Slicing

Dask Array supports most of the NumPy slicing syntax. In particular, it supports the following:

  • Slicing by integers and slices: x[0, :5]
  • Slicing by lists/arrays of integers: x[[1, 2, 4]]
  • Slicing by lists/arrays of booleans: x[[False, True, True, False, True]]
  • Slicing one Array with an Array of bools: x[x > 0]
  • Slicing one Array with a zero or one-dimensional Array of ints: a[b.argtopk(5)]

However, it does not currently support the following:

  • Slicing with lists in multiple axes: x[[1, 2, 3], [3, 2, 1]]

    This is straightforward to add though. If you have a use case then raise an issue. Also, users interested in this should take a look at vindex.

  • Slicing one Array with a multi-dimensional Array of ints

Efficiency

The normal Dask schedulers are smart enough to compute only those blocks that are necessary to achieve the desired slicing. Hence, large operations may be cheap if only a small output is desired.

In the example below, we create a Dask array with a trillion elements with million element sized blocks. We then operate on the entire array and finally slice out only a portion of the output:

>>> # Trillion element array of ones, in 1000 by 1000 blocks
>>> x = da.ones((1000000, 1000000), chunks=(1000, 1000))

>>> da.exp(x)[:1500, :1500]
...

This only needs to compute the top-left four blocks to achieve the result. We are slightly wasteful on those blocks where we need only partial results. Moreover, we are also a bit wasteful in that we still need to manipulate the Dask graph with a million or so tasks in it. This can cause an interactive overhead of a second or two.

Slicing with concrete indexers (a list of integers, say) has a couple of possible failure modes that are worth mentioning. First, when you’re indexing a chunked axis, Dask will typically “match” the chunking on the output.

# Array of ones, chunked along axis 0
>>> a = da.ones((4, 10000, 10000), chunks=(1, -1, -1))

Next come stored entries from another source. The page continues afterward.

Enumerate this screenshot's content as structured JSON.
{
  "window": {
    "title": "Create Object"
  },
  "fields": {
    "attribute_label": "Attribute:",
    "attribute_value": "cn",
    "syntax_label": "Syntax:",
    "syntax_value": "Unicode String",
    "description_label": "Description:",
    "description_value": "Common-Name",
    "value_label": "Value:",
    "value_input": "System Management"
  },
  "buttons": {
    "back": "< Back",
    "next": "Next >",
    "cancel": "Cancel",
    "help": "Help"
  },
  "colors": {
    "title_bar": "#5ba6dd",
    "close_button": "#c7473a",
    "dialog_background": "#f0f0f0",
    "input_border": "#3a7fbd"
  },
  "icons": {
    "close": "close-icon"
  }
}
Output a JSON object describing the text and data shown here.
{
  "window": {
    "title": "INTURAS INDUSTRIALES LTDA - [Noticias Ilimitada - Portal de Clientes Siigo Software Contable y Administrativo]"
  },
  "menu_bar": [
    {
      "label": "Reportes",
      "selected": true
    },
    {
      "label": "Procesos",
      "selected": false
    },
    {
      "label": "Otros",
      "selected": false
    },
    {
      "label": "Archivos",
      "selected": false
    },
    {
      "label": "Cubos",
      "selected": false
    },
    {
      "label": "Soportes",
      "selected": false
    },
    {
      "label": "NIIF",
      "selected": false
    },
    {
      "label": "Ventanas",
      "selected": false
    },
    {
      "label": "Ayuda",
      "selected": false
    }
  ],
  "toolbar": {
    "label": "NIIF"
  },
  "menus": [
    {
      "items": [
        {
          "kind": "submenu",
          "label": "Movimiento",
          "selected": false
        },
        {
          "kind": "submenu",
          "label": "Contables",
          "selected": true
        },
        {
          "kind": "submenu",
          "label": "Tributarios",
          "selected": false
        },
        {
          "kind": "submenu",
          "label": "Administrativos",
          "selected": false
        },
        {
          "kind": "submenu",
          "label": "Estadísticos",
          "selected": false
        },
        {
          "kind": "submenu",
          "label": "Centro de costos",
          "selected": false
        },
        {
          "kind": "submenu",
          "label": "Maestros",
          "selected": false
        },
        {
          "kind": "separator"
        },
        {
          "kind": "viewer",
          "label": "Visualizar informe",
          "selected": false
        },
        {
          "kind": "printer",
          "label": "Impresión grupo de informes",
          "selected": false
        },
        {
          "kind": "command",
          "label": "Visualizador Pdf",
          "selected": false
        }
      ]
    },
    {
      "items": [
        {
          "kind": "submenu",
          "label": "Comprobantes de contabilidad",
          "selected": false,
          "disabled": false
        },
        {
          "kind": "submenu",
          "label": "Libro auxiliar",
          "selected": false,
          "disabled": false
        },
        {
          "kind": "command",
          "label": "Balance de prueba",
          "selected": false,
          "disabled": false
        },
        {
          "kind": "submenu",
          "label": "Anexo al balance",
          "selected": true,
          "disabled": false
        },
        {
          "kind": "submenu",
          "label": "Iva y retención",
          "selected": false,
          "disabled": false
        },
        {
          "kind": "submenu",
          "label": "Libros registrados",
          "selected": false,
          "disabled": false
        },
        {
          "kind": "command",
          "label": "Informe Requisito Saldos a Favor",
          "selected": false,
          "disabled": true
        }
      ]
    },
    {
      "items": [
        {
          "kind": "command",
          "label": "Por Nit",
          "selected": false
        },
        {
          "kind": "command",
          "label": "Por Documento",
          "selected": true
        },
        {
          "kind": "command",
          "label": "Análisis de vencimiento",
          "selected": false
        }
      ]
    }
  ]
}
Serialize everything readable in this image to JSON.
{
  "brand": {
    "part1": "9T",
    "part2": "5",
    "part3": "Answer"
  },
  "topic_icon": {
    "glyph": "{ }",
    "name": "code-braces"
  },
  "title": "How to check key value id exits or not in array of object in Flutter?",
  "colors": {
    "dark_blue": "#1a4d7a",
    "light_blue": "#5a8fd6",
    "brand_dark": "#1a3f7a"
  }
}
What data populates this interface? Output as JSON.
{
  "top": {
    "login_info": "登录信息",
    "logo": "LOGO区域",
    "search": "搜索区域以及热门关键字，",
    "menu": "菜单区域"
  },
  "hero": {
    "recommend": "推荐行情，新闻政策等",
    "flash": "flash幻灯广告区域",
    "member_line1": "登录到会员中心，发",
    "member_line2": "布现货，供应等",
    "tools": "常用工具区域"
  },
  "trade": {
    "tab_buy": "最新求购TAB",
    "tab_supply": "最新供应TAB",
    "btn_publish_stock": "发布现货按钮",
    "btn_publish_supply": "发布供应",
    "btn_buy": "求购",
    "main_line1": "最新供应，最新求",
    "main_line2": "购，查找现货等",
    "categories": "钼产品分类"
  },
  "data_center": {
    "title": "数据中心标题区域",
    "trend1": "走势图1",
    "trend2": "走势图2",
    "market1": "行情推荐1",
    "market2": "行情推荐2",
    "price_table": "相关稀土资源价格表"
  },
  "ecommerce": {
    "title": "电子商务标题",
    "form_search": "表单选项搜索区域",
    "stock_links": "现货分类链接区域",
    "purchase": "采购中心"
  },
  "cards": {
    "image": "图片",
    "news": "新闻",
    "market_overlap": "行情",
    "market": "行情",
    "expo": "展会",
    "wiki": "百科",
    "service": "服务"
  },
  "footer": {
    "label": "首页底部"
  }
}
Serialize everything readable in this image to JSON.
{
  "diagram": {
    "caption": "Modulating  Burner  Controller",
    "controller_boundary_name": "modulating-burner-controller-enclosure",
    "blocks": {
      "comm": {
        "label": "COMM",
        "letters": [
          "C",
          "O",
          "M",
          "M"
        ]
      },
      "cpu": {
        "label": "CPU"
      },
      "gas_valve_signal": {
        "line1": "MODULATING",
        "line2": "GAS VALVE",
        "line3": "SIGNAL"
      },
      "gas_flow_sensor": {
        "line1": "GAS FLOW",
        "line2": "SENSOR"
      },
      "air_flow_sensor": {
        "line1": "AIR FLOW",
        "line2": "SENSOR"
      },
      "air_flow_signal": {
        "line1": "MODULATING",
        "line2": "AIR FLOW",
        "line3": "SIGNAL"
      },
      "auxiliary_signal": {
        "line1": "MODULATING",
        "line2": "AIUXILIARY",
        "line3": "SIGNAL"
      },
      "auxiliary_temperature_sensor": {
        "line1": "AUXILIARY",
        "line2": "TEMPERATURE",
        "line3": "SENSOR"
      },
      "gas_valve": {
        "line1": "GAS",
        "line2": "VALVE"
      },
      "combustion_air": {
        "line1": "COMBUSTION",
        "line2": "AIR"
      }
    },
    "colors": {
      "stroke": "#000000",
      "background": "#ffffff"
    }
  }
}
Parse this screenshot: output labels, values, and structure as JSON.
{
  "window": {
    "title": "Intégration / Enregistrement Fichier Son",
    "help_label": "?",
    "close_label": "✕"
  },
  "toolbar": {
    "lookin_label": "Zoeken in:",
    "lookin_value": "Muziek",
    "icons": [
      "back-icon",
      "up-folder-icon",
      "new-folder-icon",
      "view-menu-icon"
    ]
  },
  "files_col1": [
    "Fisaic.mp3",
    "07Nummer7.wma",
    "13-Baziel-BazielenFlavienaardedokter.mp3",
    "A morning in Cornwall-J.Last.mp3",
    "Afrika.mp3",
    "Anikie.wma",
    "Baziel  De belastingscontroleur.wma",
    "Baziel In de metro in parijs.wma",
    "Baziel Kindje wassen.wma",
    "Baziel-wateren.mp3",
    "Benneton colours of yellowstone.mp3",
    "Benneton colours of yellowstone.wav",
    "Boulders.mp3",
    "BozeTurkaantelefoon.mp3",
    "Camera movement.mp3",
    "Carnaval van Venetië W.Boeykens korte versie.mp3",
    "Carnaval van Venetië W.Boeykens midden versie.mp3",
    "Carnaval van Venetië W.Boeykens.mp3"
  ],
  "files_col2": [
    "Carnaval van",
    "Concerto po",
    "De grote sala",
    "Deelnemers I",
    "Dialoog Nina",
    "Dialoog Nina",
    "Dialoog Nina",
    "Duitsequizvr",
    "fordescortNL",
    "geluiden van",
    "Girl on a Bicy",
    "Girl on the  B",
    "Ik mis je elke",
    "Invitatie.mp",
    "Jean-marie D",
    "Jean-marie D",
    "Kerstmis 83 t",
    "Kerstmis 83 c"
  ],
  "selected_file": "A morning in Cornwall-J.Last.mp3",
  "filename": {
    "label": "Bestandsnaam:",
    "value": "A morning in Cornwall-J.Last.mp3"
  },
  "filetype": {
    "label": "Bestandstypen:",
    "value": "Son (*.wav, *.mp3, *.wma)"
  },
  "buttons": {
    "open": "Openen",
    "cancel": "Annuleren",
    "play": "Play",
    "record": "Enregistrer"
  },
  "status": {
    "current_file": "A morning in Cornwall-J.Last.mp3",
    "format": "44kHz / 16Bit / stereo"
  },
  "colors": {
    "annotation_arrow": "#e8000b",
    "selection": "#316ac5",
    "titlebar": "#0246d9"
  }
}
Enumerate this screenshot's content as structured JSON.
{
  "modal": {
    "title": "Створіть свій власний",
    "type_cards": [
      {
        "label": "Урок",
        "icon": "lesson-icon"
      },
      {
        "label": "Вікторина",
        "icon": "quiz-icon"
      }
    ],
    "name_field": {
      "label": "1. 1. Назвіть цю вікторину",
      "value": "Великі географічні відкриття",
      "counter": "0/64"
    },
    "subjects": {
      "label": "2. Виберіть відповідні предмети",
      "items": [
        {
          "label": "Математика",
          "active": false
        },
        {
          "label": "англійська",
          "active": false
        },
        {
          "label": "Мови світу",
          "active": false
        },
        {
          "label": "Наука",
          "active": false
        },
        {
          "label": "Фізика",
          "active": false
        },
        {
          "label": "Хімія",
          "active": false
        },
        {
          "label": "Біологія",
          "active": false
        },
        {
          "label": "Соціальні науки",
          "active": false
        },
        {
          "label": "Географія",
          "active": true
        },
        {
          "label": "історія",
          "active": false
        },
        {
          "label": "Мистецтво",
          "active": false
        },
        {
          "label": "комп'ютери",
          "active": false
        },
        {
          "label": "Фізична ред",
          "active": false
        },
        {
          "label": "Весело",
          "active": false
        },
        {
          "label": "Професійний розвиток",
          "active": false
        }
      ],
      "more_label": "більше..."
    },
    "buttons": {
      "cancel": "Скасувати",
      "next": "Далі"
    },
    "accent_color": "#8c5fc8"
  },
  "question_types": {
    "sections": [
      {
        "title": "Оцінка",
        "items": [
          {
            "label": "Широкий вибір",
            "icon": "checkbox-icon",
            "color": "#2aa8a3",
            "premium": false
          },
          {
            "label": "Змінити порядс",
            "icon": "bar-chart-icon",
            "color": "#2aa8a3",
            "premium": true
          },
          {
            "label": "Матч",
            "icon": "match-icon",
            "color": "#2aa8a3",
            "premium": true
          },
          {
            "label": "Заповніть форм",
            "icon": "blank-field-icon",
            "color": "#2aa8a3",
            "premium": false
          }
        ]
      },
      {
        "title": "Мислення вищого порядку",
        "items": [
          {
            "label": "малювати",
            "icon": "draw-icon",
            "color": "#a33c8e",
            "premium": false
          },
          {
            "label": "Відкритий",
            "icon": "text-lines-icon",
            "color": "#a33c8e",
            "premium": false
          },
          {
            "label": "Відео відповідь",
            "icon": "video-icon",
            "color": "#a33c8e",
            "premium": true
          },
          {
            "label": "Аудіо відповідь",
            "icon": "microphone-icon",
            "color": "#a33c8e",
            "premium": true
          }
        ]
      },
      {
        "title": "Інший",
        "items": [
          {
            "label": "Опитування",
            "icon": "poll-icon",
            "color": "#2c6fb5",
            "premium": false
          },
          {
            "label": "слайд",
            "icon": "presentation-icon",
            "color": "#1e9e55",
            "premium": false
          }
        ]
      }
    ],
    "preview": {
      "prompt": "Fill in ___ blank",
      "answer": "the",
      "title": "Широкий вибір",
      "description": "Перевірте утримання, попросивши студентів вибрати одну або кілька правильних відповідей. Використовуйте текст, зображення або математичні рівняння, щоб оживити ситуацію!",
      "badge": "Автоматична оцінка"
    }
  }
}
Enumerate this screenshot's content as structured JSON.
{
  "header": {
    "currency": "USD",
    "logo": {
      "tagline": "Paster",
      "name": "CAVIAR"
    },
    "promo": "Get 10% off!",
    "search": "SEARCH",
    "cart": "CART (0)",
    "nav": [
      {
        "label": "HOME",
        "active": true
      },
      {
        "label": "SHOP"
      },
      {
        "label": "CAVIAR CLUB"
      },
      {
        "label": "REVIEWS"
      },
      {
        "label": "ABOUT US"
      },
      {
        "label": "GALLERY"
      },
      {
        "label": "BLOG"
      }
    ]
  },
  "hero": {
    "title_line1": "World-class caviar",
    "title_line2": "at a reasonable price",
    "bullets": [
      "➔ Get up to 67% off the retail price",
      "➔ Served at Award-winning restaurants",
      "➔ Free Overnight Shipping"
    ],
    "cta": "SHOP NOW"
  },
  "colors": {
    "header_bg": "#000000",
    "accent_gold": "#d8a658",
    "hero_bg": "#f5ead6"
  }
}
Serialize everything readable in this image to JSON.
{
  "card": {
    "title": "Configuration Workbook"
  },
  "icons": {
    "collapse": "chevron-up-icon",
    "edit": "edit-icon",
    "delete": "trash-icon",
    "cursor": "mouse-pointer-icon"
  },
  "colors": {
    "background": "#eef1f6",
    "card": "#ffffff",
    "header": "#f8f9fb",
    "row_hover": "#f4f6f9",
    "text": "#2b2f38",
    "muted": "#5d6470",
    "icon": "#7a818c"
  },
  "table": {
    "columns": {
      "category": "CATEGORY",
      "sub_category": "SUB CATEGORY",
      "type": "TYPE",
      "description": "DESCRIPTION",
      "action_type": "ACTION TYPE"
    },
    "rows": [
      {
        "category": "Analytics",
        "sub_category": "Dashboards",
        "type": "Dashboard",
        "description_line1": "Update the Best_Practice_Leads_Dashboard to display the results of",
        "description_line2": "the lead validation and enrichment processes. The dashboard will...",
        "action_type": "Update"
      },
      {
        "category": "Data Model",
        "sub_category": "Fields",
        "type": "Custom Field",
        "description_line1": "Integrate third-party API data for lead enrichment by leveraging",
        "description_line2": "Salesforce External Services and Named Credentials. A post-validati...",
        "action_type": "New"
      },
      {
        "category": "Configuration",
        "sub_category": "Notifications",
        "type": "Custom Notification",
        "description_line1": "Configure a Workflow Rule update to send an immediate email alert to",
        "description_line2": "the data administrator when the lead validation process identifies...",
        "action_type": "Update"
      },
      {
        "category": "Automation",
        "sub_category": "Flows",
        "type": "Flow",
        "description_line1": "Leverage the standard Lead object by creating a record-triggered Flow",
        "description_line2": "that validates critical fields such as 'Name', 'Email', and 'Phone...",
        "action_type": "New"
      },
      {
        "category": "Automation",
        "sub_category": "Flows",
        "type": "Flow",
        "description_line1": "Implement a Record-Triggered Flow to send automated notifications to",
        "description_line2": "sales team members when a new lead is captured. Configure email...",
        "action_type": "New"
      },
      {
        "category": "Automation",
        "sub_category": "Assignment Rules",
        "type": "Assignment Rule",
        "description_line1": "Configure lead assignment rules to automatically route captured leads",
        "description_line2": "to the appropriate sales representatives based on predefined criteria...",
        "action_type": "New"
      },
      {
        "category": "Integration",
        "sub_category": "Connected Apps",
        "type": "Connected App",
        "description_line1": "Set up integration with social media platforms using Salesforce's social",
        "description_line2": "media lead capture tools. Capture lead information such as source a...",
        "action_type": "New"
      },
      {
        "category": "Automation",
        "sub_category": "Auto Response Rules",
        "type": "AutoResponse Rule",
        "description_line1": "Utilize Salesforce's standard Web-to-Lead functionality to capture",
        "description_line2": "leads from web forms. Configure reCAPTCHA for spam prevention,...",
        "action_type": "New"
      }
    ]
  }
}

If we slice that with a sorted sequence of integers, Dask will return one chunk per intput chunk (notince the output chunksize is 1, since the indices 0 and 1 are in separate chunks in the input).

>>> a[[0, 1], :, :]
dask.array<getitem, shape=(2, 10000, 10000), dtype=float64, chunksize=(1, 10000, 10000), chunktype=numpy.ndarray>

But what about repeated indices? Dask continues to return one chunk per input chunk, but if you have many repetitions from the same input chunk, your output chunk could be much larger.

>>> a[[0] * 15, :, :]
PerformanceWarning: Slicing is producing a large chunk. To accept the large
chunk and silence this warning, set the option
    >>> with dask.config.set({'array.slicing.split_large_chunks': False}):
    ...     array[indexer]

To avoid creating the large chunks, set the option
    >>> with dask.config.set({'array.slicing.split_large_chunks': True}):
    ...     array[indexer]
dask.array<getitem, shape=(15, 10000, 10000), dtype=float64, chunksize=(15, 10000, 10000), chunktype=numpy.ndarray>

Previously we had a chunksize of 1 along the first dimension since we selected just one element from each input chunk. But now we’ve selected 15 elements from the first chunk, producing a large output chunk.

Dask warns when indexing like this produces a chunk that’s 5x larger than the array.chunk-size config option. You have two options to deal with that warning:

  1. Set dask.config.set({"array.slicing.split_large_chunks": False}) to allow the large chunk and silence the warning.
  2. Set dask.config.set({"array.slicing.split_large_chunks": True}) to avoid creating the large chunk in the first place.

The right choice will depend on your downstream operations. See Chunks for more on choosing chunk sizes.